11.5. Boundaries#

So far we have considered the method of lines for problems with periodic end conditions, which is much like having no boundary at all. How can boundary conditions be incorporated into this technique?

Suppose we are given a nonlinear PDE of the form

(11.5.1)#\[ u_t = \phi(t,x,u,u_x,u_{xx}), \quad a \le x \le b.\]

Not all such PDEs are parabolic (essentially, including diffusion), but we will assume this to be the case. Suppose also that the solution is subject to the boundary conditions

(11.5.2)#\[\begin{split} g_1\left( u(a,t), \frac{\partial u}{\partial x}(a,t) \right) &= 0, \\ g_2\left( u(b,t), \frac{\partial u}{\partial x}(b,t) \right) &= 0. \\ \\\end{split}\]

These include Dirichlet, Neumann, and Robin conditions, which are the linear cases of (11.5.2).

Boundary removal#

As usual, we replace \(u(x,t)\) by the semidiscretized \(\mathbf{u}(t)\), where \(u_i(t)\approx \hat{u}(x_i,t)\) and \(i=0,\ldots,m\). We require the endpoints of the interval to be included in the discretization, that is, \(x_0=a\) and \(x_m=b\). Then we have a division of the semidiscrete unknown \(\mathbf{u}(t)\) into interior and boundary nodes:

(11.5.3)#\[\begin{split} \mathbf{u} = \begin{bmatrix} u_0 \\ \mathbf{v} \\ u_m \end{bmatrix},\end{split}\]

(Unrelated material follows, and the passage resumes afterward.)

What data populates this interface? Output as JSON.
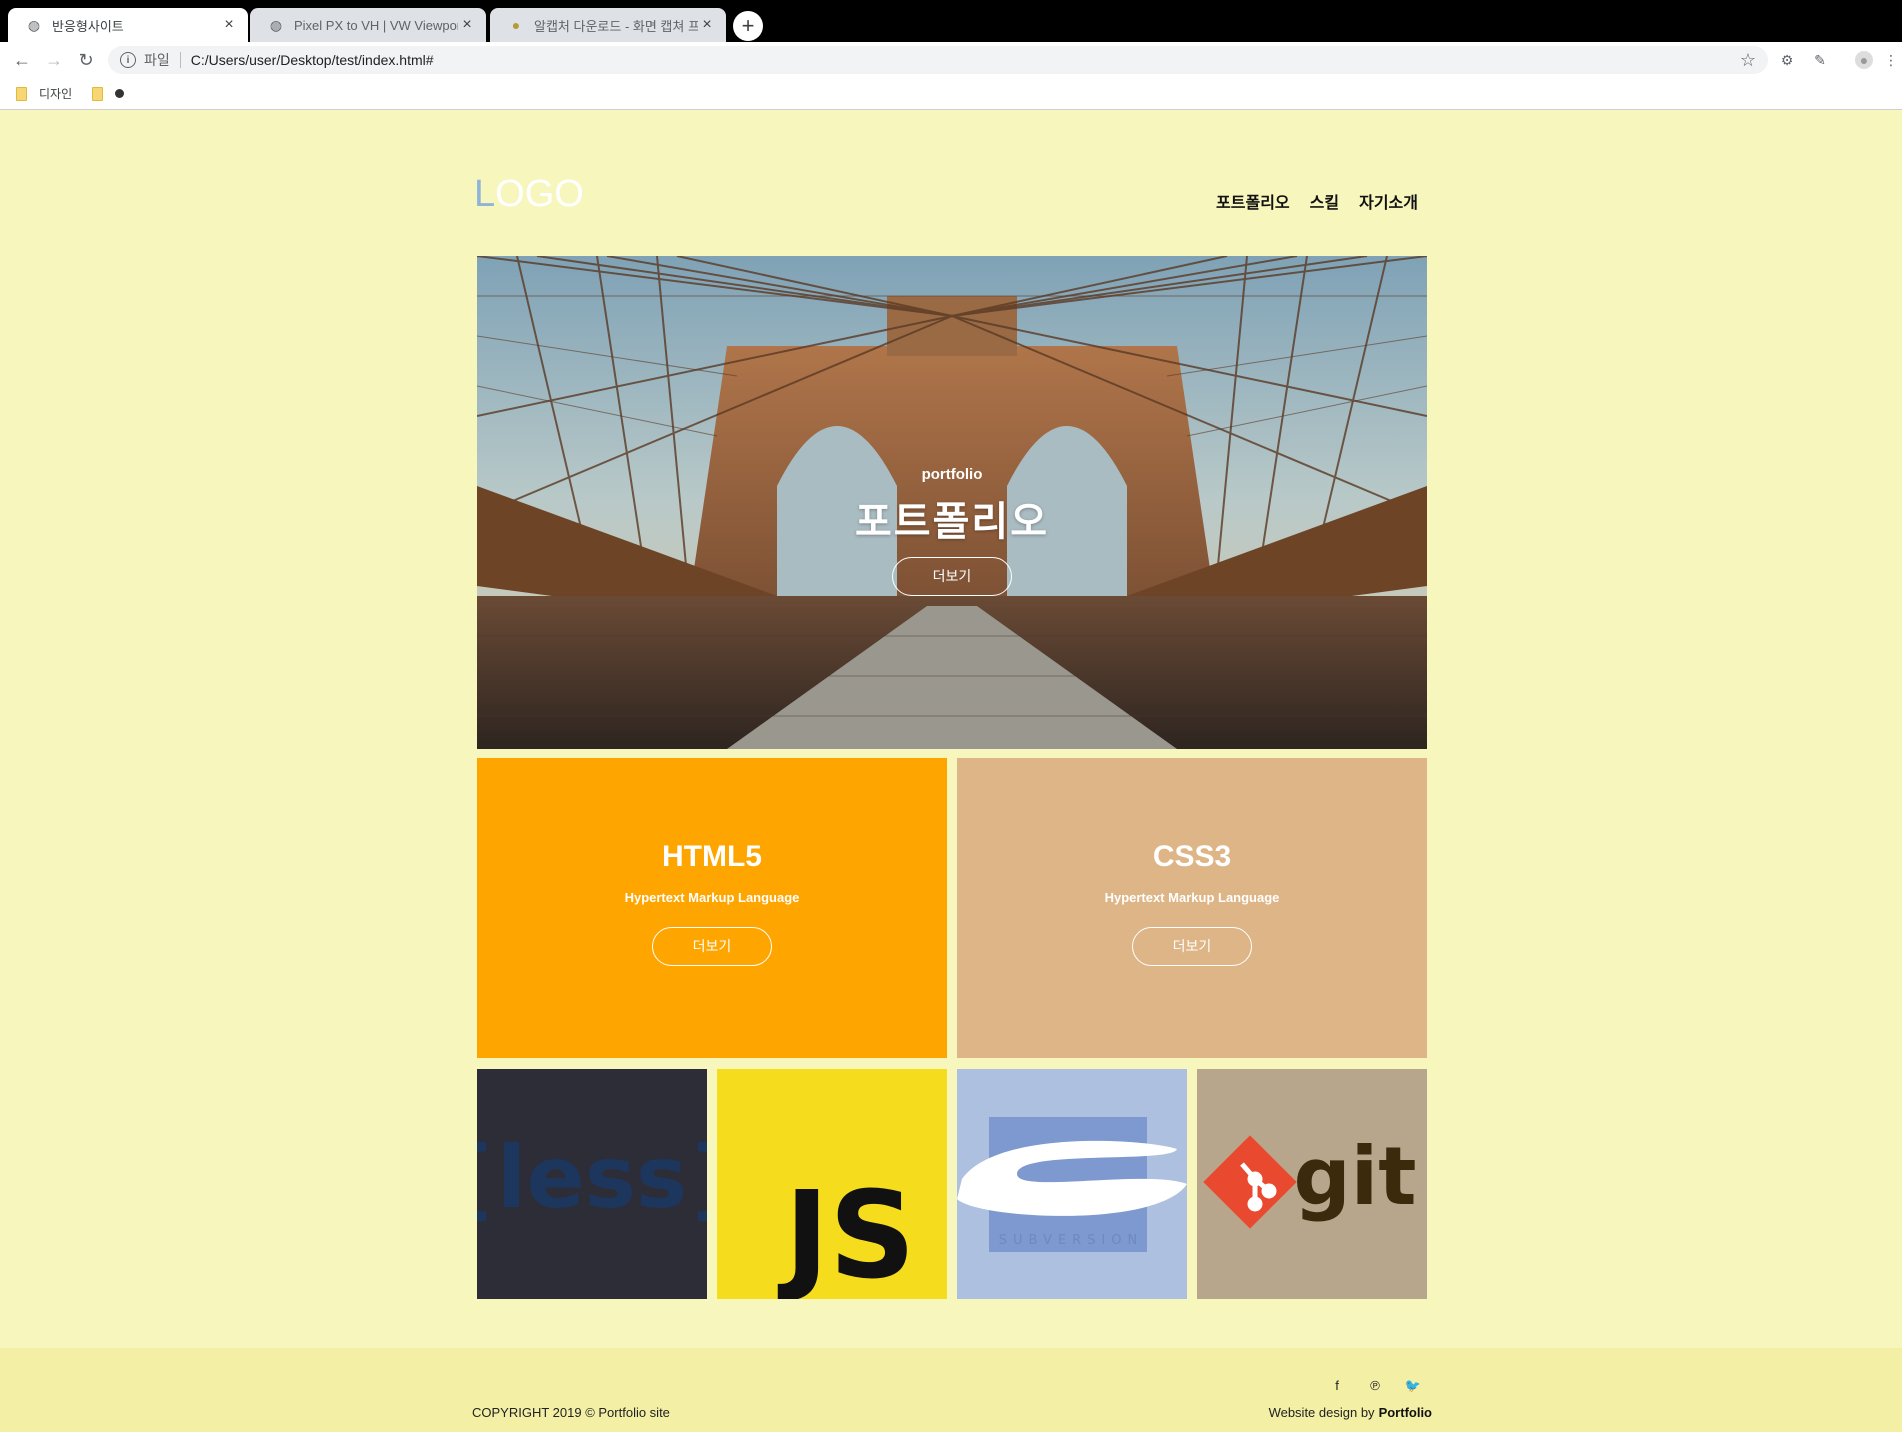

where \(\mathbf{v}\) are the solution values over the interior of the interval. The guiding principle is to let the interior unknowns \(\mathbf{v}\) be governed by a discrete form of the PDE, while the endpoint values are chosen to satisfy the boundary conditions. As a result, we will develop an initial-value problem for the interior unknowns only:

(11.5.4)#\[ \frac{d \mathbf{v}}{d t} = \mathbf{f}(t,\mathbf{v}).\]

The boundary conditions are used only in the definition of \(\mathbf{f}\). As in Section 10.5, define

\[ \mathbf{u}' = \mathbf{D}_x \mathbf{u}. \]

Then Equation (11.5.2) takes the form

(11.5.5)#\[\begin{split} g_1( u_0, u'_0 ) &= 0, \\ g_2( u_m, u'_m ) &= 0.\end{split}\]

Given a value of \(\mathbf{v}\) for the interior nodes, Equation (11.5.5) may be considered a system of two equations for the unknown boundary values \(u_0\) and \(u_m\). This system will be a linear one for Dirichlet, Neumann, and Robin conditions.

Example 11.5.1

Recall the Black–Scholes PDE (11.1.7),

\[ u_t = \frac{1}{2} \sigma^2 x^2 u_{xx} + rx u_x - ru, \]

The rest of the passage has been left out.